An In-Depth Look Into Lucumi and Yoruba In Comparison
In Matanzas, Cuba, some children play around, usually oscillating between two languages – Spanish and another they call Lucumi. Save for some differences, Lucumi is our own Nigerian Yoruba. The people that speak Lucumi are the Lucumi people – the descendants of people taken away from Nigeria by way of Badagry to the Americas. But Cuba is not the only place with people that speak Yoruba in the world. The Nagô people of Brazil and Aku people of Sierra Leone are also the descendants of Yoruba slaves.
Between the 1400s and 1800s, more than 3.5 million slaves were shipped from Nigeria to the Americas. This number accounted for over 30% of all slaves traded. While the slave trade was abolished by the British Parliament in 1807, slaves called the Saros began returning to Nigeria from Cuba and Brazil in 1830, while some of them settled in Ghana. African slaves reaching Nigeria from Brazil were more commonly known as Agudas. But a major percentage of them remained in Brazil, Cuba and America.

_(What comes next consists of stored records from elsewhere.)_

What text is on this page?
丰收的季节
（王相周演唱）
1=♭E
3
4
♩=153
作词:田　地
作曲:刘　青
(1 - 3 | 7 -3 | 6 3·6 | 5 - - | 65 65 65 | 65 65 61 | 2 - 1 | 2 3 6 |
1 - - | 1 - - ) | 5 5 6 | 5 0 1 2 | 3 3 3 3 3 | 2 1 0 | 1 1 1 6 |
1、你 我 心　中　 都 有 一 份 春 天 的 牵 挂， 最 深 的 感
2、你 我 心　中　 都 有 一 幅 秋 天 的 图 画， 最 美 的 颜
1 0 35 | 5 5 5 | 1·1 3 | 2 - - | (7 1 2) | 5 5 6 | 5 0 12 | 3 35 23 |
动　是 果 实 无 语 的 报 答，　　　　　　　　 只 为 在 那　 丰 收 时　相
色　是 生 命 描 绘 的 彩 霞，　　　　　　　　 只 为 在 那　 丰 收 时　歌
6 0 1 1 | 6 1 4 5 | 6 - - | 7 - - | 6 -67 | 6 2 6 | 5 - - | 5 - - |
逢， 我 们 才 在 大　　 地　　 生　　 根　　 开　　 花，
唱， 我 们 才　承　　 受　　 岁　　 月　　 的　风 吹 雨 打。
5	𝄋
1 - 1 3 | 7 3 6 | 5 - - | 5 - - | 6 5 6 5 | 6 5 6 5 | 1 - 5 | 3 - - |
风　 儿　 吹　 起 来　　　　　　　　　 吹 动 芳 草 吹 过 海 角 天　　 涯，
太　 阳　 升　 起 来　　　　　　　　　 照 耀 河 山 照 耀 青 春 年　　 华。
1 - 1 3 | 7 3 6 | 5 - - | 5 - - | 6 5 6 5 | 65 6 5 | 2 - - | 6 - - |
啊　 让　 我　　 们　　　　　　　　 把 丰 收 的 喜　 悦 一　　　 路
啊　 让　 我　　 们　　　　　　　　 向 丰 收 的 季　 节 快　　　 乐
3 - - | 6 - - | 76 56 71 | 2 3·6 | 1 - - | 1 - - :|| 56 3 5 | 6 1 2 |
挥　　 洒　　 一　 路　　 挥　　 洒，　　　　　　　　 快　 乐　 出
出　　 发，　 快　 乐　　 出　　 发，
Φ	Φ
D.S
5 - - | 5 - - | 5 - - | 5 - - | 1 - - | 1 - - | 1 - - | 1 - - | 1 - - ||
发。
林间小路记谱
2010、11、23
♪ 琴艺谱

Over the years, Lucumi has become a lot different in pronunciation and tone from its source, Yoruba. But this difference isn’t a major deviation from the language. Due to a lack of documentation of the written Yoruba language pre-colonial masters and a heavy Spanish influence, Lucumi is its own language now. Yoruba, in comparison to Spanish, does not have the letters: c, ch, ll, ñ, q, v, x, z. Òrìṣà, a type of god, is pronounced Orichá in Lucumi. An absence of “sh” in the Spanish language is replaced with “ch”.

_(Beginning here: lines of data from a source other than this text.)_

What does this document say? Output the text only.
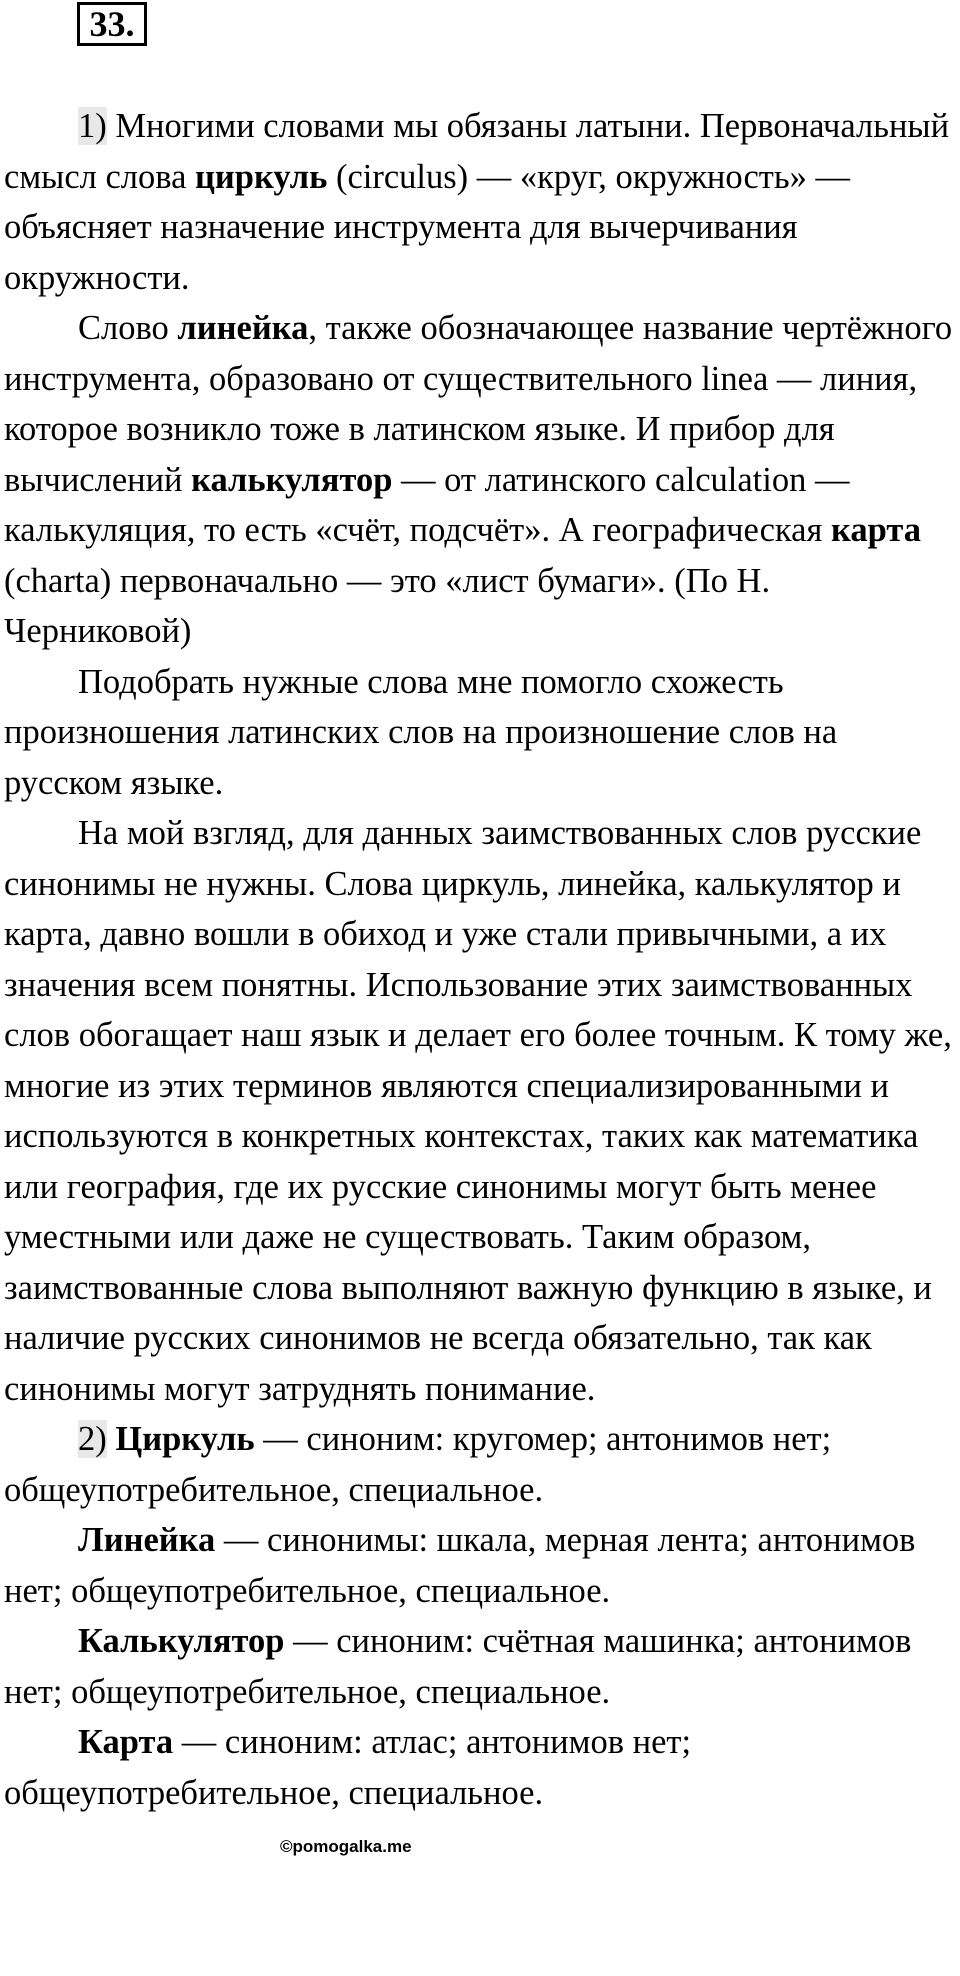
33.

1) Многими словами мы обязаны латыни. Первоначальный смысл слова циркуль (circulus) — «круг, окружность» — объясняет назначение инструмента для вычерчивания окружности.

Слово линейка, также обозначающее название чертёжного инструмента, образовано от существительного linea — линия, которое возникло тоже в латинском языке. И прибор для вычислений калькулятор — от латинского calculation — калькуляция, то есть «счёт, подсчёт». А географическая карта (charta) первоначально — это «лист бумаги». (По Н. Черниковой)

Подобрать нужные слова мне помогло схожесть произношения латинских слов на произношение слов на русском языке.

На мой взгляд, для данных заимствованных слов русские синонимы не нужны. Слова циркуль, линейка, калькулятор и карта, давно вошли в обиход и уже стали привычными, а их значения всем понятны. Использование этих заимствованных слов обогащает наш язык и делает его более точным. К тому же, многие из этих терминов являются специализированными и используются в конкретных контекстах, таких как математика или география, где их русские синонимы могут быть менее уместными или даже не существовать. Таким образом, заимствованные слова выполняют важную функцию в языке, и наличие русских синонимов не всегда обязательно, так как синонимы могут затруднять понимание.

2) Циркуль — синоним: кругомер; антонимов нет; общеупотребительное, специальное.

Линейка — синонимы: шкала, мерная лента; антонимов нет; общеупотребительное, специальное.

Калькулятор — синоним: счётная машинка; антонимов нет; общеупотребительное, специальное.

Карта — синоним: атлас; антонимов нет; общеупотребительное, специальное.

©pomogalka.me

As in Spanish, accents exist only on the second to last syllable, stripping away the visual adornments and tone guides in the original Yoruba language. Other words are slightly different. For example, Ijoko (a chair) is Iyoko. Arguments have been made that Lucumi is the closest we might get to “original Yoruba” and it is possible to restore the words in Spanish writing back to standard Yoruba, especially as the widely adopted Yoruba is modern and presents some new language features compared to the old.
The presence of Lucumi and the closeness of the language to Yoruba is a marvel in itself. After decades, there are a people with a shared origin and shared language living in different parts of the world. So similar and yet so different. Lucumi speakers everywhere in Cuba and other areas of the world speak the language as well as any Yoruba speaker would.

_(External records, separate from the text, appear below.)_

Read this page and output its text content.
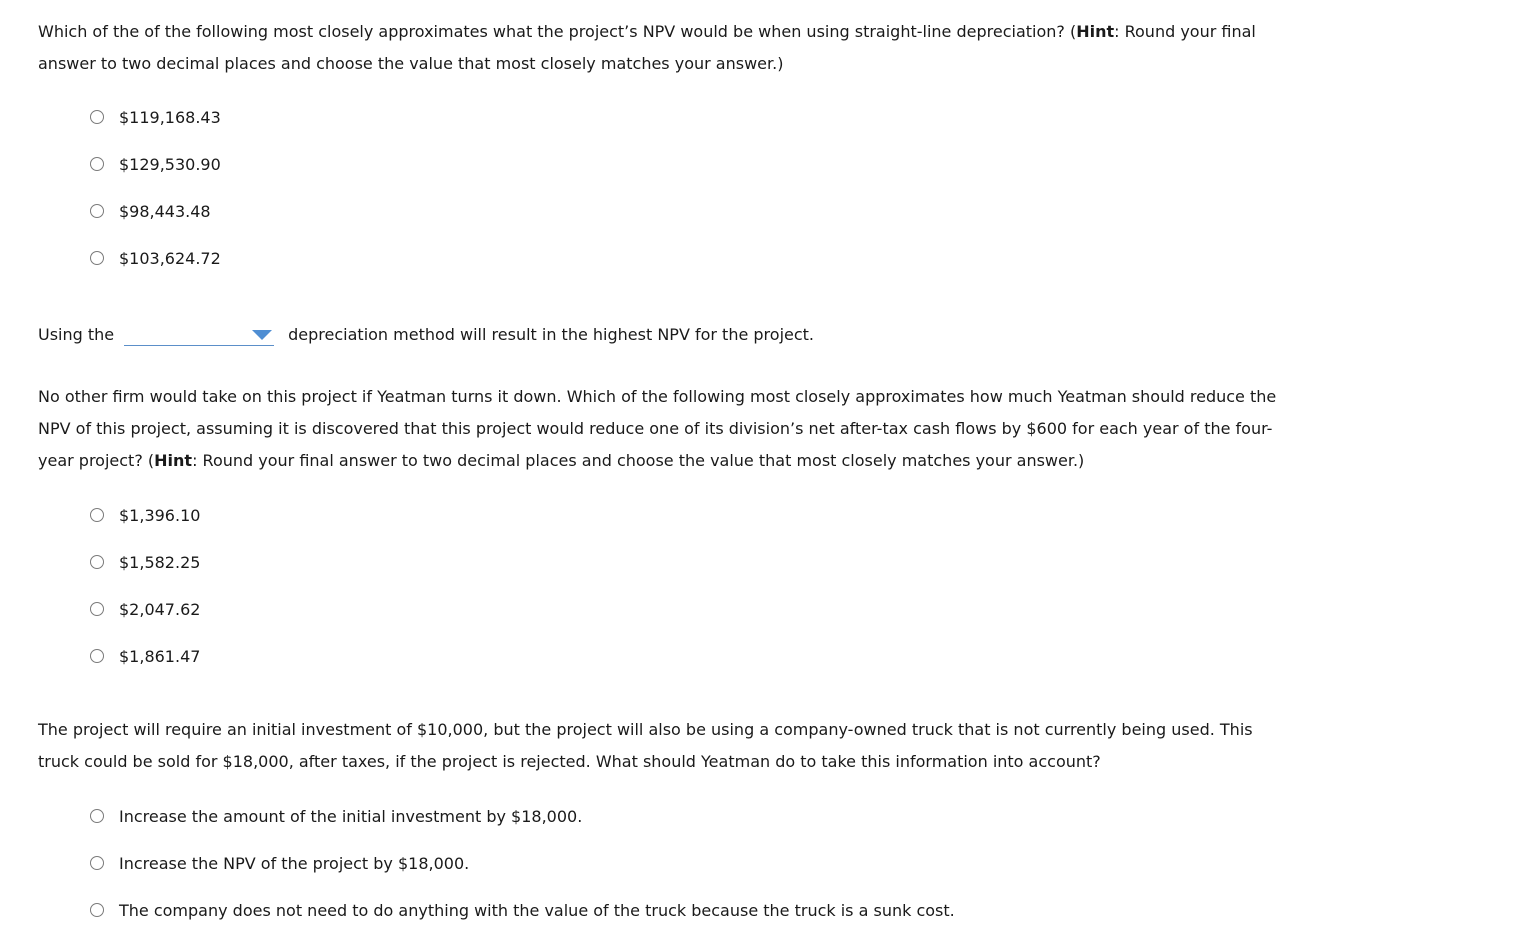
Which of the of the following most closely approximates what the project’s NPV would be when using straight-line depreciation? (Hint: Round your final answer to two decimal places and choose the value that most closely matches your answer.)

$119,168.43
$129,530.90
$98,443.48
$103,624.72
Using the	depreciation method will result in the highest NPV for the project.

No other firm would take on this project if Yeatman turns it down. Which of the following most closely approximates how much Yeatman should reduce the NPV of this project, assuming it is discovered that this project would reduce one of its division’s net after-tax cash flows by $600 for each year of the four-year project? (Hint: Round your final answer to two decimal places and choose the value that most closely matches your answer.)

$1,396.10
$1,582.25
$2,047.62
$1,861.47

The project will require an initial investment of $10,000, but the project will also be using a company-owned truck that is not currently being used. This truck could be sold for $18,000, after taxes, if the project is rejected. What should Yeatman do to take this information into account?

Increase the amount of the initial investment by $18,000.
Increase the NPV of the project by $18,000.
The company does not need to do anything with the value of the truck because the truck is a sunk cost.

While we all share a common home in Nigeria, items and structures that were meant to remind one of the origins and the reason for displacement are rapidly disappearing. The Ilojo Bar, also known as ‘Casa do Fernandez’, a structure built by returned slaves, was demolished in 2016. Linguist and teacher Kola Tubosun wrote about the disappearing state of Yoruba heritage and the failure of the government to keep national monuments. Today, Kelechi Anabaraonye, a history enthusiast, documents the history of Lagos through photos and is an activist for pieces of our past to remain and make for good stories for the future.